Before that, Rory McIlroy made the 23-year-old mistake of taking a picture of his girlfriend, tennis star Caroline Wozniacki, while she was catching a quick nap, her head on a table, drool dangling from the corner of her mouth. The photo itself was innocent and charming enough, but then McIlroy shared it with a few million of his closest friends on Twitter and Facebook. By the end of the day, it has been seen by fans from San Antonio to Sydney.
Far from being "off limits," the intimates of today's athletes are just as likely to make headlines as the athletes. And in some cases, the media attention feeds the relationship as much as the relationship feeds the media.
Miss Alabama Katherine Webb gained 200,000 Twitter followers, a spot on the Today Show and she will serve as a Super Bowl correspondent for Inside Edition and appear in Sports Illustrated's swimsuit issue after the 30 seconds of attention Brent Musburger gave her during the BCS Championship game. Then there's Johnny Manziel's model girlfriend, Sarah Savage, who was the subject of over a million Google searches after photos from the Heisman ceremony started making the rounds.

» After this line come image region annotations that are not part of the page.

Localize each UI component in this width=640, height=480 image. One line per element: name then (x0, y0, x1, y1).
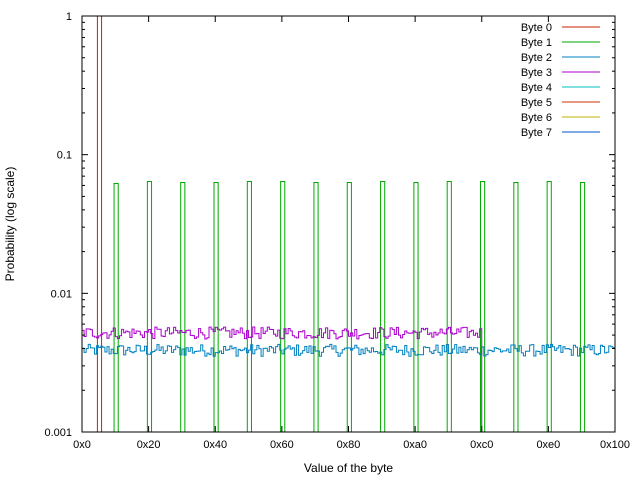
byte-1-spike (213, 181, 219, 432)
byte-1-spike (180, 181, 186, 432)
byte-1-spike (413, 181, 419, 432)
plot-series (82, 15, 615, 432)
y-tick-label: 1 (66, 11, 72, 23)
byte-2-line (82, 343, 615, 357)
axis-ticks: 0x0 0x20 0x40 0x60 0x80 0xa0 0xc0 0xe0 0x100 0.00… (44, 11, 630, 451)
legend-label-byte-1: Byte 1 (521, 37, 552, 49)
byte-1-spike (146, 181, 153, 432)
legend-label-byte-6: Byte 6 (521, 112, 552, 124)
x-tick-label: 0x80 (337, 439, 361, 451)
byte-1-spike (246, 181, 252, 432)
x-tick-label: 0x60 (270, 439, 294, 451)
byte-1-spike (280, 181, 286, 432)
y-tick-label: 0.001 (44, 427, 72, 439)
legend-label-byte-3: Byte 3 (521, 67, 552, 79)
byte-1-spike (346, 181, 352, 432)
byte-1-spike (546, 181, 552, 432)
y-axis-label: Probability (log scale) (3, 167, 17, 282)
x-axis-label: Value of the byte (304, 461, 394, 475)
legend-label-byte-4: Byte 4 (521, 82, 552, 94)
y-tick-label: 0.1 (57, 150, 72, 162)
x-tick-label: 0x0 (73, 439, 91, 451)
legend: Byte 0 Byte 1 Byte 2 Byte 3 Byte 4 Byte 5 Byte… (521, 22, 600, 139)
x-tick-label: 0xa0 (403, 439, 427, 451)
byte-1-spike (380, 181, 386, 432)
byte-1-spike (513, 181, 519, 432)
byte-1-spike (313, 181, 319, 432)
byte-1-spike (579, 181, 586, 432)
byte-3-line (82, 326, 483, 432)
x-tick-label: 0x100 (600, 439, 630, 451)
x-tick-label: 0xe0 (536, 439, 560, 451)
x-tick-label: 0x20 (137, 439, 161, 451)
legend-label-byte-7: Byte 7 (521, 127, 552, 139)
legend-label-byte-0: Byte 0 (521, 22, 552, 34)
legend-label-byte-2: Byte 2 (521, 52, 552, 64)
legend-label-byte-5: Byte 5 (521, 97, 552, 109)
x-tick-label: 0x40 (203, 439, 227, 451)
y-tick-label: 0.01 (51, 288, 72, 300)
byte-1-spike (113, 182, 119, 432)
byte-1-spike (446, 181, 452, 432)
byte-1-spike (480, 181, 486, 432)
x-tick-label: 0xc0 (470, 439, 493, 451)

It's unhealthy, but it is the way of the modern world. Tiger's plane lands in Austria on the way to Abu Dhabi and the entire world starts checking Twitter and Facebook to see who else was in Salzburg at the time. It's prurient and grimy, and people can't look away. Because information is instant, so, too, is speculation.
It is one of the things that makes the Te'o tale so bizarre. In a world where Real Housewives become fake celebrities and a photo of a famous couple having breakfast in the morning can be seen my millions before lunch, the idea that an entirely fictionalized human being could gain so much traction for so long seems to defy logic.
Then again, with all the hype surrounding athletes these days, a made-up girlfriend might be the way to go. At least then one of you can get some peace.